Main Bitcoin Driver Linked to Current Price Correction Revealed by Max Keizer by PK Press Club

PK Press Club – Max Keizer, a prominent maximalist and currently BTC advisor to Salvadoran President Nayib Bukele, explained why Bitcoin continues to collapse now despite the main bullish drivers. Among them are MicroStrategy’s recent frequent BTC purchases.

After falling from almost $102,000 to just under $93,000 between January 7 and 9, the world’s leading cryptocurrency Bitcoin has regained the $95,700 level and is moving in a range near $95,000 . Over the past 24 hours, BTC has lost 2.57% and is changing hands at $92,933 as of this writing. The main reasons for this long correction are recent geopolitical developments, especially the statements of the newly elected US president and his ally and crypto lover, Elon Musk.

Keizer sheds light on Bitcoin hash rate versus price

The Bitcoin advisor to the President of El Salvador responded to a question from a BTC enthusiast on social media platform Over the past month and again recently, Keizer recommended User X to look into the Bitcoin hash rate. “The price of Bitcoin doesn’t tell you anything,” he added.

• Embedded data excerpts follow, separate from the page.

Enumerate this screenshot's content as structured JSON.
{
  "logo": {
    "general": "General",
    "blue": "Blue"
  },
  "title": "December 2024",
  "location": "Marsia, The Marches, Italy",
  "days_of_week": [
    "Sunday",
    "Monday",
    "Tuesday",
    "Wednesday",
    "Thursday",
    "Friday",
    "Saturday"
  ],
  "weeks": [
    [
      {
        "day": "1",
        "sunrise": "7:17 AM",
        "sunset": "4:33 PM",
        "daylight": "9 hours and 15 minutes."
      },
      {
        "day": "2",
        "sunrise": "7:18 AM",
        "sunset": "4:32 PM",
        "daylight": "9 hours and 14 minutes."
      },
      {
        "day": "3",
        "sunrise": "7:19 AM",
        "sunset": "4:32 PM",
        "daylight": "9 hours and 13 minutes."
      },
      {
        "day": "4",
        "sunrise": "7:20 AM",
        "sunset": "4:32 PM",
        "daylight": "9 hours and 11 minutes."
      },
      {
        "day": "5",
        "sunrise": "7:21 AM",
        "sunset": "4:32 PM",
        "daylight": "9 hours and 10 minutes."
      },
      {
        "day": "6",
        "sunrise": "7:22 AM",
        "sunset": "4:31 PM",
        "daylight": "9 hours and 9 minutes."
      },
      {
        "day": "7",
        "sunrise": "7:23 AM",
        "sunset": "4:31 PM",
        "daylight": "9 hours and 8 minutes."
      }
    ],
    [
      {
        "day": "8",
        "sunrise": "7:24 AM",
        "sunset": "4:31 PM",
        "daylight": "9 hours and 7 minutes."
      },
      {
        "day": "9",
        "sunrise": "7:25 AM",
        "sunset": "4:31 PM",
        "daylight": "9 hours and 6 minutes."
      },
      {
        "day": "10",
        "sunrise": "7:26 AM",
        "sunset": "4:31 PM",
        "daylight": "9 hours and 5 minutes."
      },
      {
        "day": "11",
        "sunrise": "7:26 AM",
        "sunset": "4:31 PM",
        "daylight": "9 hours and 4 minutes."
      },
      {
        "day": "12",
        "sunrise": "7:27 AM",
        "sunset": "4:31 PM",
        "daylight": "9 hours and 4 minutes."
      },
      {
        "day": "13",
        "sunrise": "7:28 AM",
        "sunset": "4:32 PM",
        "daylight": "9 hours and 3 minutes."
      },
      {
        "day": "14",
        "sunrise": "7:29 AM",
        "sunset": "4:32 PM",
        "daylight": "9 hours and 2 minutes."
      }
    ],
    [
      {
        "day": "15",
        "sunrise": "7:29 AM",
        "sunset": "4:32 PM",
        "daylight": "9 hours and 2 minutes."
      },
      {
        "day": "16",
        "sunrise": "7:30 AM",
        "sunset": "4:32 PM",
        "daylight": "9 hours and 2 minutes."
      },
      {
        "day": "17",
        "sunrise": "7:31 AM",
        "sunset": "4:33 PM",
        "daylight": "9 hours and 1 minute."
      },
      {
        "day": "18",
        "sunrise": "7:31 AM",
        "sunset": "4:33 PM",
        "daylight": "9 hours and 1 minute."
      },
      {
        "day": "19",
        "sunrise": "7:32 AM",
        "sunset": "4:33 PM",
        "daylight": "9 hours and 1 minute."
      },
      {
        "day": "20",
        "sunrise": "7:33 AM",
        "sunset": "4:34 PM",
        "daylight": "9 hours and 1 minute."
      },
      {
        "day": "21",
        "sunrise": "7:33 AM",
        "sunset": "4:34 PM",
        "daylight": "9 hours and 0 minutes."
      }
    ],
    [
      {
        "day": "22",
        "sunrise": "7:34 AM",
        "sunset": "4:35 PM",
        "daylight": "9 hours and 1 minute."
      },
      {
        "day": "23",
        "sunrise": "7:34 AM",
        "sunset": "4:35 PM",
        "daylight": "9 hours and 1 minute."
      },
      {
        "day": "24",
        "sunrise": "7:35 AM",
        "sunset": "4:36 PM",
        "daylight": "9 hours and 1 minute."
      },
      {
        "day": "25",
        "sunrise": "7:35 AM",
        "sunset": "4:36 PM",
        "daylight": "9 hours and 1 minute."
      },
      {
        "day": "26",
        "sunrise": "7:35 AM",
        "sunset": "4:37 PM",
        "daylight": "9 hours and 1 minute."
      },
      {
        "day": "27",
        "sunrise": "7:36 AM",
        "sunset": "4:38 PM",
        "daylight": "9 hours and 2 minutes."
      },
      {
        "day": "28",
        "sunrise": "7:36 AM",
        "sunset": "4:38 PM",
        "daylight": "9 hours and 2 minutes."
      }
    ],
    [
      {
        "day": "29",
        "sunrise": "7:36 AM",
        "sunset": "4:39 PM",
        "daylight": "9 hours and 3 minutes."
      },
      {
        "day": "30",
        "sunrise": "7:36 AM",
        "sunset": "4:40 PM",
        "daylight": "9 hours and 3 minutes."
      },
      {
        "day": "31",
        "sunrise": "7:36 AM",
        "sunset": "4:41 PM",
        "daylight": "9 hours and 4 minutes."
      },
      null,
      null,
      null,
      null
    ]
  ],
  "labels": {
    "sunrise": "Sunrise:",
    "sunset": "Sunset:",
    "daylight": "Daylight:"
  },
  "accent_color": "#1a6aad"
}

Keizer’s reference to the BTC hash rate implies that this metric can say much more about the health and safety of Bitcoin at the moment rather than how its price is fluctuating. On January 12, the BTC hash rate saw a notable increase of 24.78% from the previous day, reaching 939.75 million terahashes per second (TH/s). In turn, Bitcoin mining difficulty also increased that day, now standing at 110.45 trillion.

The difficulty level adjusts every two weeks and ensures that miners take another 10 minutes to produce a new Bitcoin block, ensuring the health and stability of the network. A rise means an influx of new miners, which is good for the network and is likely to ultimately have a positive impact on the price of Bitcoin.

Big Whale BTC Activity Plunges

According to figures shared by cryptocurrency analyst Ali Martinez, the number of large Bitcoin transactions has seen a drastic decline over the past 30 days. This measure fell almost 52%, from 33,450 to 16,180.

Santiment clarified that this is a likely sign that large cryptocurrency whales are significantly slowing down their trading activity.